Situational Awareness

Last night I did something dumb. I left the gas on one of our stove’s burners. No flame, just a low leak of natural gas. Fortunately my wife realized it a bit later, and after airing out the house just to be sure we resumed our normal lives.vidar-nordli-mathisen-544139-unsplash

Except that I have a fear of dementia. I don’t have a family had the history of it but I wondered out loud to my wife if this is how it begins. We talked about it for awhile and eventually chalked it up to absent-mindedness.

I tend to be absent-minded those times when I’m distracted, either externally (such as with the case of the stove) or internally (if I’m thinking about a plot twist, for example). These are normal situations that we all live with and through. Yet I had another epiphany at the gym yesterday that makes me think more is involved.

I was near the end of my workout, sitting on the triceps machine, staring at my phone, reading some article on some news site I don’t recall. I spent the time between sets reading random stuff because I had forgotten my headphones. My usual distraction is to listen to a podcast, talk radio, music (80’s or Christian usually), or an audio Bible. I couldn’t do that, so I filled my head with random reading.

I  had a sudden desire to put the phone down and just soak in the atmosphere at my local YMCA. I was a bit surprised how crowded the workout area had become since I had started about 45 minutes earlier. Our veterinarian was on a rowing machine. Who else was there that I may know and ignored?

I think that in the age of having constant information on our hips we have lost some of our situational awareness ability. Like any muscle or skill, if you don’t use it you’ll lose it, to a point. Perhaps my situational awareness skills have atrophied to the point where minor distractions can prevent me from noticing things such as a stove top burner not shut off properly.

Perhaps this also affects writing. Is it possible that we can fill our brain with so much garbage information that we affect its other functions, such as creativity?

I don’t believe I’m experiencing early dementia, but rather the effects from letting my situational awareness skills weaken. I plan to reverse that, meaning less reading about subjects that I really cannot influence much and cause great stress (such as politics) and more just staying in the now, soaking in the environment I’m in at any and every given moment. Maybe, just maybe, that will help my writing as well.

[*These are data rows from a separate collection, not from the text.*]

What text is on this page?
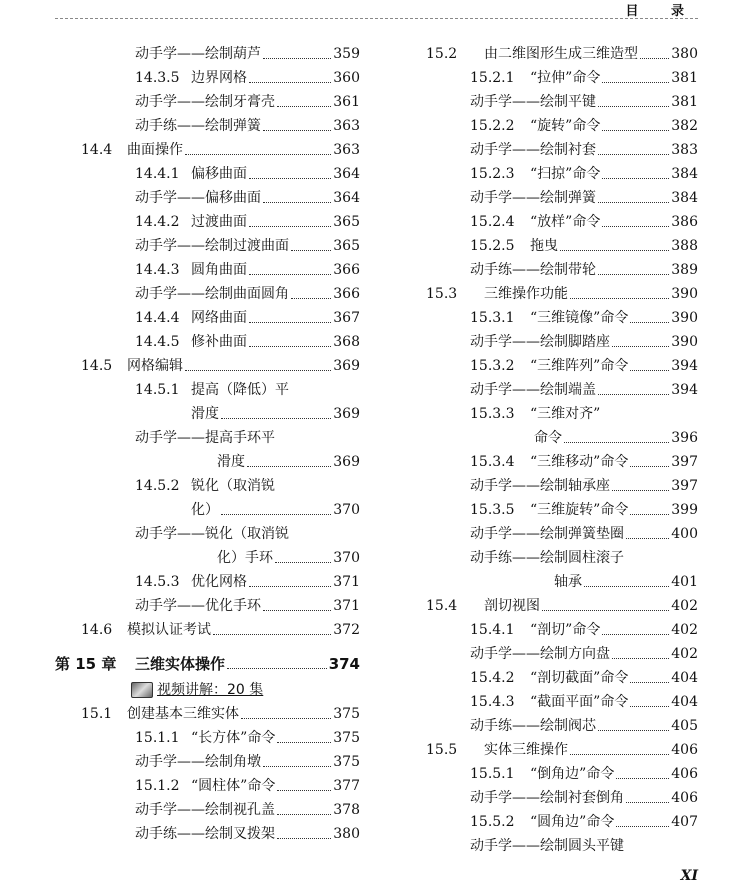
目 录
动手学——绘制葫芦	359
14.3.5 边界网格	360
动手学——绘制牙膏壳	361
动手练——绘制弹簧	363
14.4	曲面操作	363
14.4.1 偏移曲面	364
动手学——偏移曲面	364
14.4.2 过渡曲面	365
动手学——绘制过渡曲面	365
14.4.3 圆角曲面	366
动手学——绘制曲面圆角	366
14.4.4 网络曲面	367
14.4.5 修补曲面	368
14.5	网格编辑	369
14.5.1 提高（降低）平
滑度	369
动手学——提高手环平
滑度	369
14.5.2 锐化（取消锐
化）	370
动手学——锐化（取消锐
化）手环	370
14.5.3 优化网格	371
动手学——优化手环	371
14.6	模拟认证考试	372
第 15 章	三维实体操作	374
视频讲解：20 集
15.1	创建基本三维实体	375
15.1.1 “长方体”命令	375
动手学——绘制角墩	375
15.1.2 “圆柱体”命令	377
动手学——绘制视孔盖	378
动手练——绘制叉拨架	380
15.2	由二维图形生成三维造型 380
15.2.1	“拉伸”命令	381
动手学——绘制平键	381
15.2.2	“旋转”命令	382
动手学——绘制衬套	383
15.2.3	“扫掠”命令	384
动手学——绘制弹簧	384
15.2.4	“放样”命令	386
15.2.5	拖曳	388
动手练——绘制带轮	389
15.3	三维操作功能	390
15.3.1	“三维镜像”命令	390
动手学——绘制脚踏座	390
15.3.2	“三维阵列”命令	394
动手学——绘制端盖	394
15.3.3	“三维对齐”
命令	396
15.3.4	“三维移动”命令	397
动手学——绘制轴承座	397
15.3.5	“三维旋转”命令	399
动手学——绘制弹簧垫圈	400
动手练——绘制圆柱滚子
轴承	401
15.4	剖切视图	402
15.4.1	“剖切”命令	402
动手学——绘制方向盘	402
15.4.2	“剖切截面”命令	404
15.4.3	“截面平面”命令	404
动手练——绘制阀芯	405
15.5	实体三维操作	406
15.5.1	“倒角边”命令	406
动手学——绘制衬套倒角	406
15.5.2	“圆角边”命令	407
动手学——绘制圆头平键
XI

Photo by Vidar Nordli-Mathisen on Unsplash

7 thoughts on “Situational Awareness

  1. So true, Greg. We seem to have a constant need to be gathering information – and not always the most edifying. As much as I love technology, sometimes I think more creativity would be achieved with paper and pen than with a computer connected to the world 24/7. And yes, I’m commenting from a cell phone while streaming a television show! Lol!

    • Seriously, Regina. I’d never have thought that obsessed mutitasker would be me. I didn’t realize how bad it was until my 20-year-old son said, “No wonder you’re exhausted all the time, Mom. You’re doing ten things at once most of the time. Sit down.”

      LoL. I about burst out laughing.

  2. It’s not dementia, just time for a defrag and cache cleaning. Oftentimes worrying over dementia — or some failing — brings that failing on more and more.

    Wishing you the words!

    Ann

  3. I think you’re right on about situational awareness. Technology has dulled or awareness and memory skills.

    I’m so glad I’m reading this. My late husband had a fear of dementia. He thought he was losing his mind. Since he was a senior social worker in a major NYC hospital, he diagnosed himself. He died way too young of a heart attack. He didn’t have dimentia. He had a combo of hardening of the arteries and hearing loss. Less blood flow to the brain affects memory. So does hearing loss. It’s not always what we think it is. There has to be comprehensive medical evaluation. Sometime specialists must be brought in.